In this week’s episode of Fund the People’s podcast, we talk with Caroline Altman Smith about funding professional development with a racial equity lens for grantees and other nonprofits. Caroline is an experienced foundation executive at The Kresge Foundation, where she focuses on equitable access to higher education. She led in the creation of Kresge’s FUEL (Fostering Urban Equitable Leadership) program, an initiative to support the talent and leadership development needs of grantees with a specific focus on racial equity.
Whether you’re a funder, nonprofit, or consultant, you’ll want to hear this frank talk about the opportunities and limitations of investing in grantee staff from the perspective of a larger (inter-)national funder.
Discussion Topics:
- Caroline’s career journey
- Kresge’s Leadership and Infrastructure Funding Team (LIFT)
- Understanding the need in nonprofits for talent and leadership development
- The story and structure of Kresge’s Fostering Urban Equitable Leadership (FUEL) initiative
- The principles and practices that undergird FUEL
- How to serve as a white program officer supporting racial equity
- Evaluation and documentation of lessons learned from FUEL
- What new program officers can learn from Caroline
Links & Resources Mentioned:
- The Kresge Foundation
- Caroline Altman Smith’s Bio
- Kresge’s Leadership and Infrastructure Funding Team (“LIFT”)
- Kresge’s Fostering Urban Equitable Leadership (“FUEL”) Initiative
- Community Wealth Partners
- The Management Center
- Emerging Practitioners in Philanthropy (EPIP)
- Indiana University’s Lilly Family School of Philanthropy
- The Grantmaking School at Johnson Center for Philanthropy at Grand Valley State University (GVSU)
- Lumina Foundation for Education
Caroline Altman Smith is deputy director of The Kresge Foundation’s Education Program. She supports the team’s domestic grantmaking, which funds higher education institutions and national nonprofit organizations that work to help more underserved students enter and succeed in postsecondary education.

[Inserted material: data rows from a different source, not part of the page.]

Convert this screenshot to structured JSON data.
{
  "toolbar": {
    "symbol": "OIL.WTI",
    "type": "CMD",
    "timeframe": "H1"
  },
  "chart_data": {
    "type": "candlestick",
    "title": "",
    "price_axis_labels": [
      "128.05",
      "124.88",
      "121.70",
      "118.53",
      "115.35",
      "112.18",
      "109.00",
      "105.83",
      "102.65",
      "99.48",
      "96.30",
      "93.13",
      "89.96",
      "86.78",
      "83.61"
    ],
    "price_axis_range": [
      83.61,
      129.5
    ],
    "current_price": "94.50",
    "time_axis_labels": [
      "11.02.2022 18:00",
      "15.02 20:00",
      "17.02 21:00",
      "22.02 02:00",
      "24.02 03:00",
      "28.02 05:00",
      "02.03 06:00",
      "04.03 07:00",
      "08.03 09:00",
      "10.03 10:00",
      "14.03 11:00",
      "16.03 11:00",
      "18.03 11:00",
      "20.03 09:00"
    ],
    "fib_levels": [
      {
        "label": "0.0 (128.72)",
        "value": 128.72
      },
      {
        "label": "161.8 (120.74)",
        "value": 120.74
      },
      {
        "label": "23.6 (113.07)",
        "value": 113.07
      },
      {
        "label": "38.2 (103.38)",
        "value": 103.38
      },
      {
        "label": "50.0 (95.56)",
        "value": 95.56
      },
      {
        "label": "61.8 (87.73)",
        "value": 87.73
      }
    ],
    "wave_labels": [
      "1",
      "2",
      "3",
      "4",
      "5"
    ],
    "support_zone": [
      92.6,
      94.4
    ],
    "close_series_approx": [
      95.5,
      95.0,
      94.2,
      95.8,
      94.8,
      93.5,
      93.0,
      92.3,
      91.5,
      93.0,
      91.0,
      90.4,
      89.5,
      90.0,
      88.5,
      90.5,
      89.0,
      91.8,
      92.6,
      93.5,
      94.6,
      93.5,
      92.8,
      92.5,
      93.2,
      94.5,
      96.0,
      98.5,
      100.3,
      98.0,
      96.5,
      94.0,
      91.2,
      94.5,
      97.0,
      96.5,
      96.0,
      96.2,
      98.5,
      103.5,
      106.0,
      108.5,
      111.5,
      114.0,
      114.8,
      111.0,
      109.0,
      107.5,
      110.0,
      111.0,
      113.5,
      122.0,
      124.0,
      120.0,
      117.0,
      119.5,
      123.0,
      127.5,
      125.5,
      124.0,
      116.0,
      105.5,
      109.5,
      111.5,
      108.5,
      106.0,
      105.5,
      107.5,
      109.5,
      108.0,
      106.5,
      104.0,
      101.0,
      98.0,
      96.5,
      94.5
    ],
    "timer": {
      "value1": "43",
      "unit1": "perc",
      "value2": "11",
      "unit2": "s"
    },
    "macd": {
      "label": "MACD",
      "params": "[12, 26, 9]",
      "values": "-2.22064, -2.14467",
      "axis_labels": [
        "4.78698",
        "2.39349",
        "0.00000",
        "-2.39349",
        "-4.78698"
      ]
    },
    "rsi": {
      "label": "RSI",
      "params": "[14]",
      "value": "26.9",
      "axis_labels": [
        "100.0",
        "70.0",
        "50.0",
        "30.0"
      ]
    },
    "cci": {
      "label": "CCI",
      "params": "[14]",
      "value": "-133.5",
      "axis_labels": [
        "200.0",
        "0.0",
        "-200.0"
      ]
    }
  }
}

Before joining Kresge in 2008, Caroline served for five years as a program officer at the Lumina Foundation in Indianapolis where she worked to create opportunities for low-income, minority and first-generation students to enter college and complete their undergraduate degrees.
A graduate of the University of Virginia, Caroline holds a master’s degree in philanthropic studies and a certificate in nonprofit management from the Lilly Family School of Philanthropy at Indiana University. She is an instructor for The Grantmaking School at Grand Valley State University, previously chaired the Emerging Practitioners in Philanthropy National Board of Advisors, and currently serves on the board of the Council of Michigan Foundations and chairs the Grantmakers for Education board.